Sylvia's eyes were unfocused. "Damn," she said softly. "You're right. It strikes a chord. Frogs. There was a special kind of frog. Something I read once. Cassandra," she said. "String search—frogs. Cross reference: Joes, samlon, grendels."

"Ladies—" Rachel yawned—"Zack has nightmares without me to hold his, uh, hand. Ahem. I'm calling it a night."

"Make it two," Marnie added. "Sylvia, Mary Ann, till morning. Are you going back tomorrow?"

"Yes," Mary Ann said uncertainly. Her eyes were still fixed on the whirring space above the holo stage. "Now I want to stay with Sylvia. Cadmann will be back for me."

There were hugs all around, and Rachel and Marnie left the lab.

Sylvia watched the fluxing holos, occasionally freezing the images.

There were visions of tree frogs and giant African frogs powerful enough to knock a man down. Pictures of frogs as they fed and mated and were spread out under the dissection knife.

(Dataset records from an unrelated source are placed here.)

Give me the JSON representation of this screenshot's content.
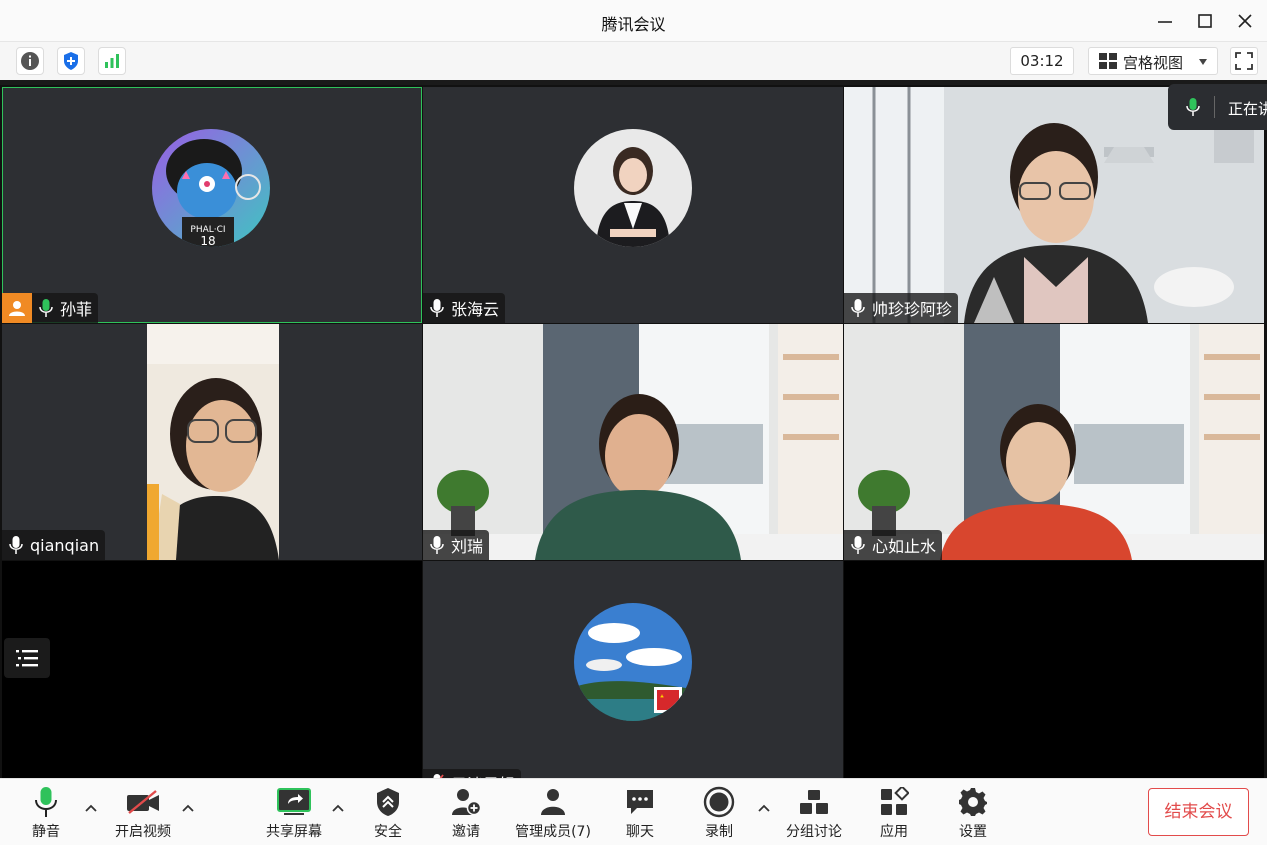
{
  "window": {
    "title": "腾讯会议"
  },
  "infobar": {
    "timer": "03:12",
    "view_mode": "宫格视图"
  },
  "speaking": {
    "label": "正在讲话"
  },
  "participants": [
    {
      "name": "孙菲",
      "role": "host"
    },
    {
      "name": "张海云"
    },
    {
      "name": "帅珍珍阿珍"
    },
    {
      "name": "qianqian"
    },
    {
      "name": "刘瑞"
    },
    {
      "name": "心如止水"
    },
    {
      "name": "云淡风轻"
    }
  ],
  "toolbar": {
    "mute": "静音",
    "video": "开启视频",
    "share": "共享屏幕",
    "security": "安全",
    "invite": "邀请",
    "members": "管理成员(7)",
    "chat": "聊天",
    "record": "录制",
    "breakout": "分组讨论",
    "apps": "应用",
    "settings": "设置",
    "end": "结束会议"
  },
  "colors": {
    "accent_green": "#2fc25b",
    "end_red": "#e24b4b",
    "host_orange": "#f08a24"
  }
}
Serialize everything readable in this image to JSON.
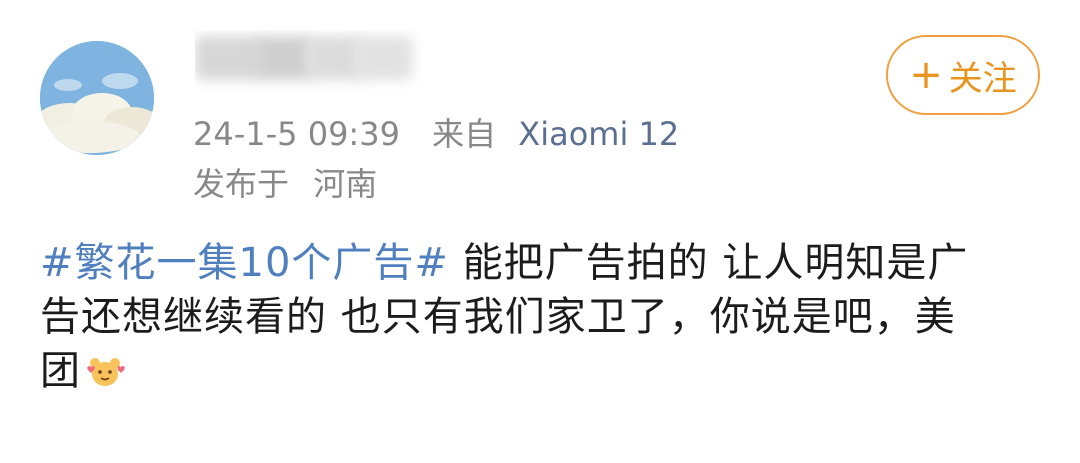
{
  "post": {
    "time": "24-1-5 09:39",
    "source_label": "来自",
    "device": "Xiaomi 12",
    "location_label": "发布于",
    "location": "河南",
    "follow_button": "关注",
    "follow_icon": "plus-icon",
    "hashtag": "#繁花一集10个广告#",
    "text_line1": "能把广告拍的 让人明知是广",
    "text_line2": "告还想继续看的 也只有我们家卫了，你说是吧，美",
    "text_line3": "团",
    "emoji": "heart-bear-emoji",
    "colors": {
      "accent": "#f0a040",
      "link": "#4f7fbf",
      "device": "#5b6f93",
      "meta": "#888888"
    }
  }
}
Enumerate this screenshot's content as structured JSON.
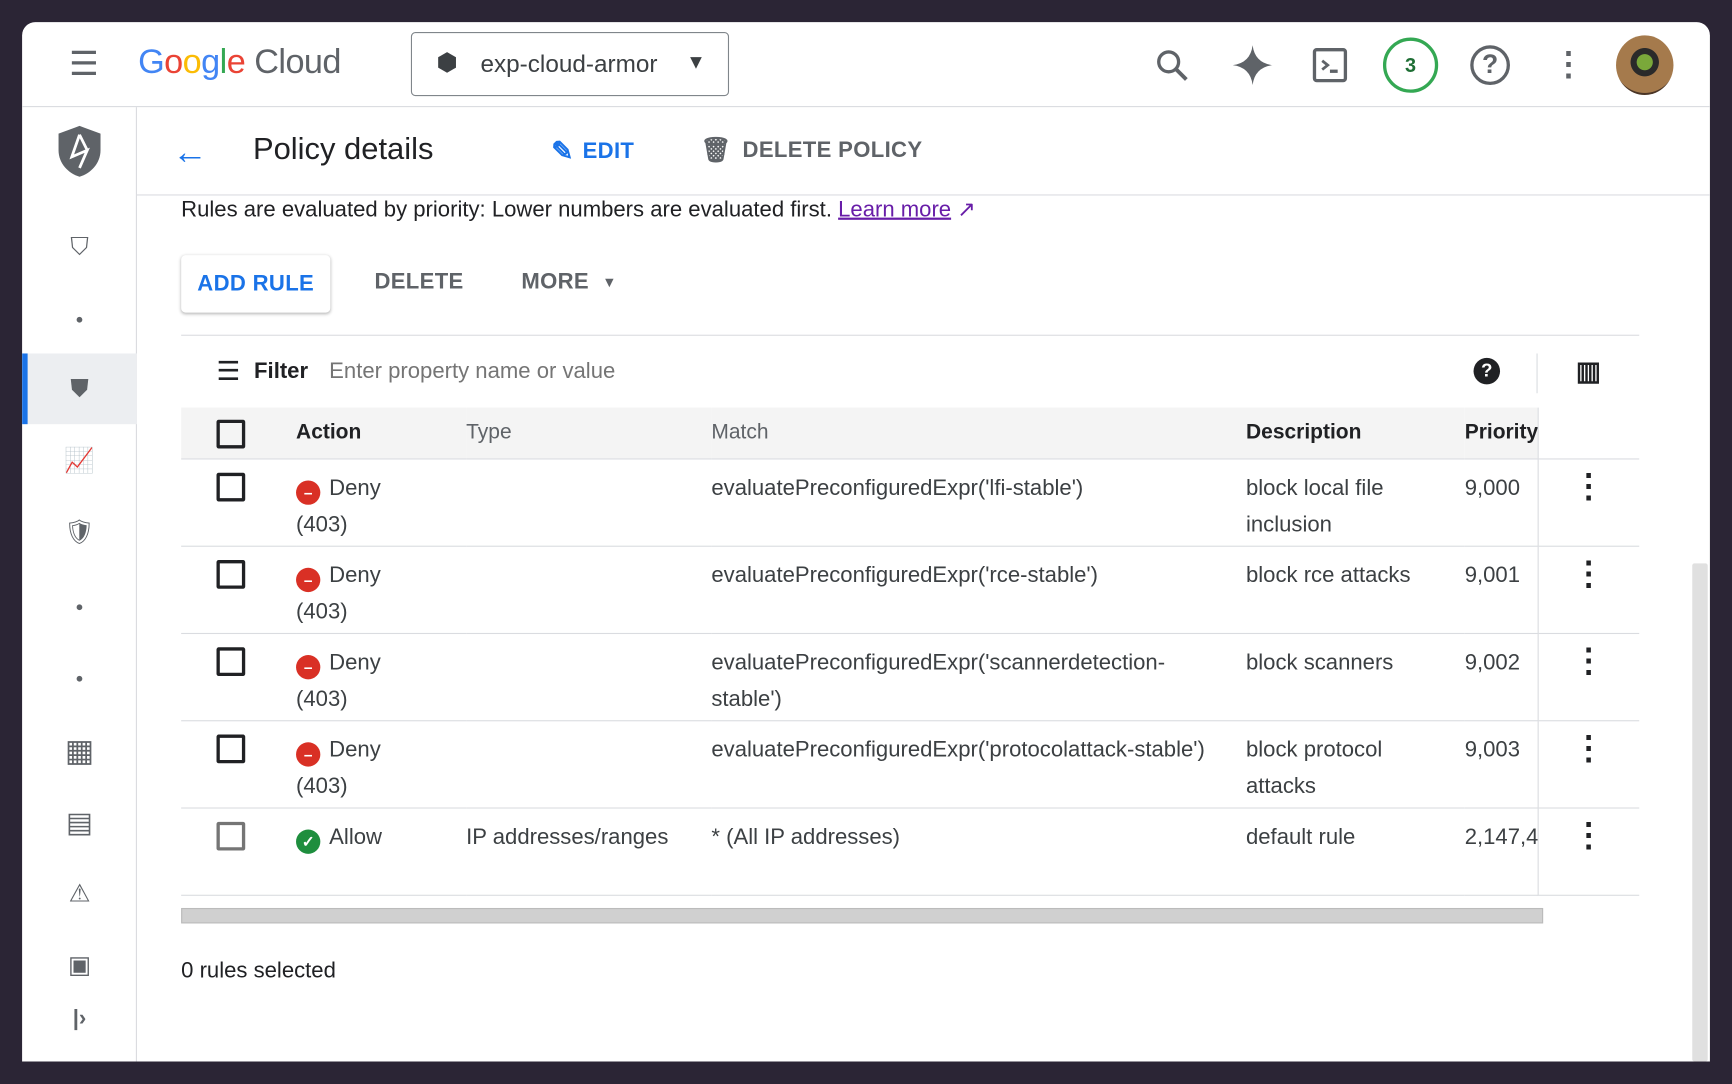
{
  "header": {
    "brand_google": "Google",
    "brand_cloud": "Cloud",
    "project": "exp-cloud-armor",
    "notifications": "3",
    "colors": {
      "g_blue": "#4285f4",
      "g_red": "#ea4335",
      "g_yellow": "#fbbc05",
      "g_green": "#34a853",
      "accent": "#1a73e8"
    }
  },
  "page": {
    "title": "Policy details",
    "edit": "EDIT",
    "delete_policy": "DELETE POLICY",
    "info": "Rules are evaluated by priority: Lower numbers are evaluated first.",
    "learn_more": "Learn more"
  },
  "toolbar": {
    "add_rule": "ADD RULE",
    "delete": "DELETE",
    "more": "MORE"
  },
  "filter": {
    "label": "Filter",
    "placeholder": "Enter property name or value"
  },
  "table": {
    "columns": [
      "Action",
      "Type",
      "Match",
      "Description",
      "Priority"
    ],
    "rows": [
      {
        "action": "Deny",
        "code": "(403)",
        "type": "",
        "match": "evaluatePreconfiguredExpr('lfi-stable')",
        "description": "block local file inclusion",
        "priority": "9,000"
      },
      {
        "action": "Deny",
        "code": "(403)",
        "type": "",
        "match": "evaluatePreconfiguredExpr('rce-stable')",
        "description": "block rce attacks",
        "priority": "9,001"
      },
      {
        "action": "Deny",
        "code": "(403)",
        "type": "",
        "match": "evaluatePreconfiguredExpr('scannerdetection-stable')",
        "description": "block scanners",
        "priority": "9,002"
      },
      {
        "action": "Deny",
        "code": "(403)",
        "type": "",
        "match": "evaluatePreconfiguredExpr('protocolattack-stable')",
        "description": "block protocol attacks",
        "priority": "9,003"
      },
      {
        "action": "Allow",
        "code": "",
        "type": "IP addresses/ranges",
        "match": "* (All IP addresses)",
        "description": "default rule",
        "priority": "2,147,4"
      }
    ]
  },
  "footer": {
    "selected": "0 rules selected"
  }
}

Sylvia felt something cold and nasty in the pit of her stomach. A frog with nasty habits. She hadn't believed it the first time! But it did work, it did make sense. Oh, shit!

"Mary Ann," she said hoarsely, "I want to talk to Cadmann. Would you find him, please? Bring him here."

Mary Ann backed away from her, eyes wide and frightened. "Is something wrong?"

"I don't know yet. Maybe a chance in a hundred. I hope to God I'm wrong. Because if I'm right..."

With timing that was surreally precise, Jessica woke up, and began to scream.